See more from this Session: Soil and Water Conservation: Management Practices to Increase Sustainability: I
Wednesday, November 3, 2010: 11:35 AM
Long Beach Convention Center, Room 302, Seaside Level
The property of hydrophilic polymers capable absorbing huge volumes of water led to many practical applications of these new materials in arid regions for improving water retention in sandy soils. The effects of four carboxymethylcelluloses (CMC), mixed at various rates with a sandy soil, on the water-holding capacity and hydraulic conductivity (KS) of the sandy soil when leached with distilled water (simulating rain), tap water, and saline waters were evaluated.
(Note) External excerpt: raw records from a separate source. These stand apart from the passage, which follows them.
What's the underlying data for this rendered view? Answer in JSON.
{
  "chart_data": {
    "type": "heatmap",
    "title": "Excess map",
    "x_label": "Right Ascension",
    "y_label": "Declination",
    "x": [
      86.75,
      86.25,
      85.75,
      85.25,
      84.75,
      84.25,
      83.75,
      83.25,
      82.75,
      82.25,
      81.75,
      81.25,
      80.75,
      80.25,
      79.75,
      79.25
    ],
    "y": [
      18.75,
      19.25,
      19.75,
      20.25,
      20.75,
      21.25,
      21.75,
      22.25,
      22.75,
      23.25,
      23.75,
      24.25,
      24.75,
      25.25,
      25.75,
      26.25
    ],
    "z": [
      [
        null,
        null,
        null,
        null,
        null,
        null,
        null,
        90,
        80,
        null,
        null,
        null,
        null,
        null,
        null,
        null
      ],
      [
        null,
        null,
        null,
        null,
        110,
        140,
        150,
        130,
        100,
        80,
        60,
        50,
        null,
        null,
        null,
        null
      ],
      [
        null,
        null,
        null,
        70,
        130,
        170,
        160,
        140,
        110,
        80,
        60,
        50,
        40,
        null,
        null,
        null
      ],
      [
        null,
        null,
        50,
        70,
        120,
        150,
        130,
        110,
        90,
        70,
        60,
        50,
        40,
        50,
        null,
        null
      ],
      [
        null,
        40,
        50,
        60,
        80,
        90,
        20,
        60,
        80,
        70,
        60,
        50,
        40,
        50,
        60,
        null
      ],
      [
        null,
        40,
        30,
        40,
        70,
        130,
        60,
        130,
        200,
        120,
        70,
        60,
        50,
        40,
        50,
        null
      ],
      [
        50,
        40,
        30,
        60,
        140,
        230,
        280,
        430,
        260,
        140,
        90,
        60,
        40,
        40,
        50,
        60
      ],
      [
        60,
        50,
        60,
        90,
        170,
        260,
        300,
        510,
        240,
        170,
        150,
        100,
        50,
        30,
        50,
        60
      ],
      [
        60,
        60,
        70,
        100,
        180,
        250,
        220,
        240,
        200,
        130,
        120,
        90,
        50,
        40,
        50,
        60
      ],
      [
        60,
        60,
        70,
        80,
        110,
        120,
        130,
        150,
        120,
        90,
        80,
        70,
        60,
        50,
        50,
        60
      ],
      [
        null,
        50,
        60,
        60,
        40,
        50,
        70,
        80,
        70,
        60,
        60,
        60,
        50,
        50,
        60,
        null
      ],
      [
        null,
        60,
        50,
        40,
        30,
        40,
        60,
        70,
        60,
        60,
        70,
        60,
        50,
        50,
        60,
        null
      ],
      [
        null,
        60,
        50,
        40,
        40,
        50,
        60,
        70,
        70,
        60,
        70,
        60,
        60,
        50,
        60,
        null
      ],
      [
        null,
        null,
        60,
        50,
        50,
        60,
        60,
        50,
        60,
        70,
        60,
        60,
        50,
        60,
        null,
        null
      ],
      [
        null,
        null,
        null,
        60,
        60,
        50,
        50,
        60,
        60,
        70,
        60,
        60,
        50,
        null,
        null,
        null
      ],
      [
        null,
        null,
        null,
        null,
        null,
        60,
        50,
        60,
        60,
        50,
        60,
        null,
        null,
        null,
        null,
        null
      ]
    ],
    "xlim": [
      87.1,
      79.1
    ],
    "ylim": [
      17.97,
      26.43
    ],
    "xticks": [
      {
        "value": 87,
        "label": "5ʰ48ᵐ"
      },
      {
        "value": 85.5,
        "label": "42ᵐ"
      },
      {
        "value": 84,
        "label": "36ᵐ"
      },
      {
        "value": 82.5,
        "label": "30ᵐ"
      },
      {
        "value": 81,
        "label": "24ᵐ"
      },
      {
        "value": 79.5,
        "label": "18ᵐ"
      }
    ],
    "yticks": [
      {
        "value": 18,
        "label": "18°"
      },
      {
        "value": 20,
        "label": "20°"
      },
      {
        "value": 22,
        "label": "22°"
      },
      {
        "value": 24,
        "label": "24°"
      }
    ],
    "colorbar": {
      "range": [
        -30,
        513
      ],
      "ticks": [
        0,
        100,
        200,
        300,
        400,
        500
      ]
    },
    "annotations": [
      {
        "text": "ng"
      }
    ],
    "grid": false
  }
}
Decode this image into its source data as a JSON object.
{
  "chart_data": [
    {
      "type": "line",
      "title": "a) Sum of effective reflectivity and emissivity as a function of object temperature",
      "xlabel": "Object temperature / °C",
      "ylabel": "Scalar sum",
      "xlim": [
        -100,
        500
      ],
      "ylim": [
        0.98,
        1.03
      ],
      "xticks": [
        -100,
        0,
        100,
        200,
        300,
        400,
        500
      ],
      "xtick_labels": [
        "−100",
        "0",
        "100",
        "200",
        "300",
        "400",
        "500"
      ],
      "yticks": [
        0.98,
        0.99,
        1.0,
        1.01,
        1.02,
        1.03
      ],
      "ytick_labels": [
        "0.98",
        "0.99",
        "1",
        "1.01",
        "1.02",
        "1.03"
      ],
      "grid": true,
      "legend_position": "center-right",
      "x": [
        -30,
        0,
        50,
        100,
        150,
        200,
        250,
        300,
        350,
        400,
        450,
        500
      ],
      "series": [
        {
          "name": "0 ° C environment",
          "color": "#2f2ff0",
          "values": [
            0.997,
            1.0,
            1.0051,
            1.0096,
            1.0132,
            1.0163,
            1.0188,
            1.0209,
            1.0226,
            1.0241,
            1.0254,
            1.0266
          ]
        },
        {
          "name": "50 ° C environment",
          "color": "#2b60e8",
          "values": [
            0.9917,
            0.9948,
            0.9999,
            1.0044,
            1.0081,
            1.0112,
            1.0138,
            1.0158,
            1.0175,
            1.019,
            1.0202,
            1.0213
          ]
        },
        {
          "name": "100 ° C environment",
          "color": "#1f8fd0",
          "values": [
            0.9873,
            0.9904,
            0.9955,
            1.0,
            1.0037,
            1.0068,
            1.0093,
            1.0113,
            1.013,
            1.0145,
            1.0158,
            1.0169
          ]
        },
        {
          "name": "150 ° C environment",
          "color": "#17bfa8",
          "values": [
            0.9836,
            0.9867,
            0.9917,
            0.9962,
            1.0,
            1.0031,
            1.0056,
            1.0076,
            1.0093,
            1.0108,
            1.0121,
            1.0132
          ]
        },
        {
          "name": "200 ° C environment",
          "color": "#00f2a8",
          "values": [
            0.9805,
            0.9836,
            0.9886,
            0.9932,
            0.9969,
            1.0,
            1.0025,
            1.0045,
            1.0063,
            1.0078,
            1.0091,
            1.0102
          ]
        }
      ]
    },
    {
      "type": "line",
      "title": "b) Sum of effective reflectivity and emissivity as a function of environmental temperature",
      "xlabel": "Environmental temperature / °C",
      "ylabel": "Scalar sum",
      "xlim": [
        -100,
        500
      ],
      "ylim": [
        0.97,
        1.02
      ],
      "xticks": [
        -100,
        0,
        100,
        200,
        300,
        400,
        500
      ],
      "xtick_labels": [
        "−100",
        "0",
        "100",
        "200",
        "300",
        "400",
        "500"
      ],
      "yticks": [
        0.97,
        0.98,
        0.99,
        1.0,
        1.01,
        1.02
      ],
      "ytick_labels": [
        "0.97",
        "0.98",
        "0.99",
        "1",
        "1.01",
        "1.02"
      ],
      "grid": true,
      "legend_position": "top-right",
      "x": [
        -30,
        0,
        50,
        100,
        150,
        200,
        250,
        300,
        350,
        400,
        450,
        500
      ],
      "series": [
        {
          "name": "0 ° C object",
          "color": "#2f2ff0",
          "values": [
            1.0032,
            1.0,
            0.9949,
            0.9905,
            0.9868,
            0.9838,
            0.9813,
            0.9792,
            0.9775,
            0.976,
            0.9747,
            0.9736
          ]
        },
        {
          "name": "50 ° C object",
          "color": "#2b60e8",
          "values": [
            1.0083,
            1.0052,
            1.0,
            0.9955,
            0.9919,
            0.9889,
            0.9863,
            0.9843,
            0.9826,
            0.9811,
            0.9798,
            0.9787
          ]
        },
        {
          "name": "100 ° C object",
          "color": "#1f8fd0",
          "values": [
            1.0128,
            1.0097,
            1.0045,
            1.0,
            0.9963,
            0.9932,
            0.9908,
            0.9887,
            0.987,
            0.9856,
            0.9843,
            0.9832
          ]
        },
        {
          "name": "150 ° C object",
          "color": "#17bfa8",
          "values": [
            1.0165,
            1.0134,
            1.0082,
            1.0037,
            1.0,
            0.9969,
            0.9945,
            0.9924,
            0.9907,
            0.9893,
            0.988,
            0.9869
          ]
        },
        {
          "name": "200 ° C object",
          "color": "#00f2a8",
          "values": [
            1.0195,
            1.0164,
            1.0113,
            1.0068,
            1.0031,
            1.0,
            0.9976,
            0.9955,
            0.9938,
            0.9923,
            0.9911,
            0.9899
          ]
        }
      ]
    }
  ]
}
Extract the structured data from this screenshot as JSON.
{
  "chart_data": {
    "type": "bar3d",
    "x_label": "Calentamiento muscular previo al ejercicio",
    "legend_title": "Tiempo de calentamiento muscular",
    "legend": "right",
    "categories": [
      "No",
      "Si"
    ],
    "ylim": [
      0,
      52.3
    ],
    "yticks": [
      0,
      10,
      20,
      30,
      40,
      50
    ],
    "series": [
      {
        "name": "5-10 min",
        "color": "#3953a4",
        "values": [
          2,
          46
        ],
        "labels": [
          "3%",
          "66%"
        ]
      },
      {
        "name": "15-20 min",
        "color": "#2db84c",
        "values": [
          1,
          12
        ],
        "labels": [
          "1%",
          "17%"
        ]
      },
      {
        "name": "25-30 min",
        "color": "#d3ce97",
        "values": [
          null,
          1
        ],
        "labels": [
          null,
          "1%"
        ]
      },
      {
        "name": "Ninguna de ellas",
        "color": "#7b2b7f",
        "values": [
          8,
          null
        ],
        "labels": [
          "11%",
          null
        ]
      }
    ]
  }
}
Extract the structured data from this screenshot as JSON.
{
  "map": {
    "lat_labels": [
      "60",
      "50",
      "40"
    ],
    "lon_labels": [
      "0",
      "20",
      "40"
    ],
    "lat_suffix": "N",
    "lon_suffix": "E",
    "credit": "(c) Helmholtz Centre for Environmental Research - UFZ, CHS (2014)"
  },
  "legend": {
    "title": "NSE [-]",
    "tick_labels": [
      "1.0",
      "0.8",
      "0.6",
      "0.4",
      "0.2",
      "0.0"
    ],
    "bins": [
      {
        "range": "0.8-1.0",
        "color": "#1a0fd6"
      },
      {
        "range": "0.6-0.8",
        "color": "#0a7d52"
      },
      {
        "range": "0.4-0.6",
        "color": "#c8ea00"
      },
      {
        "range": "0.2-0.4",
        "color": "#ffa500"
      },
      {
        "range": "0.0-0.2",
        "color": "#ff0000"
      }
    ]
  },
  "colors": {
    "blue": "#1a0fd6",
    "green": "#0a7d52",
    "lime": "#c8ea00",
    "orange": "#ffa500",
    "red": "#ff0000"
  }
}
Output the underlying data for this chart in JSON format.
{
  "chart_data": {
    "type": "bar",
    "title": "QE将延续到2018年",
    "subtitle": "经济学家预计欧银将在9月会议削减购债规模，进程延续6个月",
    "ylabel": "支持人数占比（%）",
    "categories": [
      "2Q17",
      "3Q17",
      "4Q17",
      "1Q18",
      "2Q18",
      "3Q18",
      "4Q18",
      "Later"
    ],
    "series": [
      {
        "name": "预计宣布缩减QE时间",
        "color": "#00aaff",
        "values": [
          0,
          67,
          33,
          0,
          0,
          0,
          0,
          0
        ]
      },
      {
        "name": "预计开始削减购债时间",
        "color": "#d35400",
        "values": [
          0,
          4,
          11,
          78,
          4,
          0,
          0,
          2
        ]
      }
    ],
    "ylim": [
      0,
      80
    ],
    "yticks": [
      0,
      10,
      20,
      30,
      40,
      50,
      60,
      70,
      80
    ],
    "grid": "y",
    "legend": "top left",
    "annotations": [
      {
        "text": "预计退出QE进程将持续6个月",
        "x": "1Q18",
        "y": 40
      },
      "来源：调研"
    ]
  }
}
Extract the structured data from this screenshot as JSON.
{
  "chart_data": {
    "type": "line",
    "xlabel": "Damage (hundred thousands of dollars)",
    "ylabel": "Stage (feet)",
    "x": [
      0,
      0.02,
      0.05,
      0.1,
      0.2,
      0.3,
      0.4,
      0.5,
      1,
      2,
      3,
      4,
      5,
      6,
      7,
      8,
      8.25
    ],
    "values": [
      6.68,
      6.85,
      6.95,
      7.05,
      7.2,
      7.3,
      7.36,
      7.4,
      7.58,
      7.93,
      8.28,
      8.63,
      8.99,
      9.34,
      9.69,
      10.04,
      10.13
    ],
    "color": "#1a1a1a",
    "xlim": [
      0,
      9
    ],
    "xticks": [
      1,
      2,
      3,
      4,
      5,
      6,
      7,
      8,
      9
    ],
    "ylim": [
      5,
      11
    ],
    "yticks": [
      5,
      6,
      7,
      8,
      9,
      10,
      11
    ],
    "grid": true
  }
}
The maximum water absorption of the CMCs ranged between 80 and 100 kg kg-1 of polymer, however, the absorbent swelling capacity decreased significantly with increasing salt concentration in the solution. The water absorption capacity of the CMCs decreased significantly when incorporated in the sandy soil compared to that of the absorbent alone. Application of CMC increased significantly the available water content up to 3 ±0.5 times. All soils treated with CMCs showed a significant lower in KS compared to the control soil. And, KS was found increased with increasing the salt concentration in the leaching solution. This understanding of the characteristics of the absorbents and the interactions among absorbents, soil, and irrigation water quality would be of help in water management in sandy soil.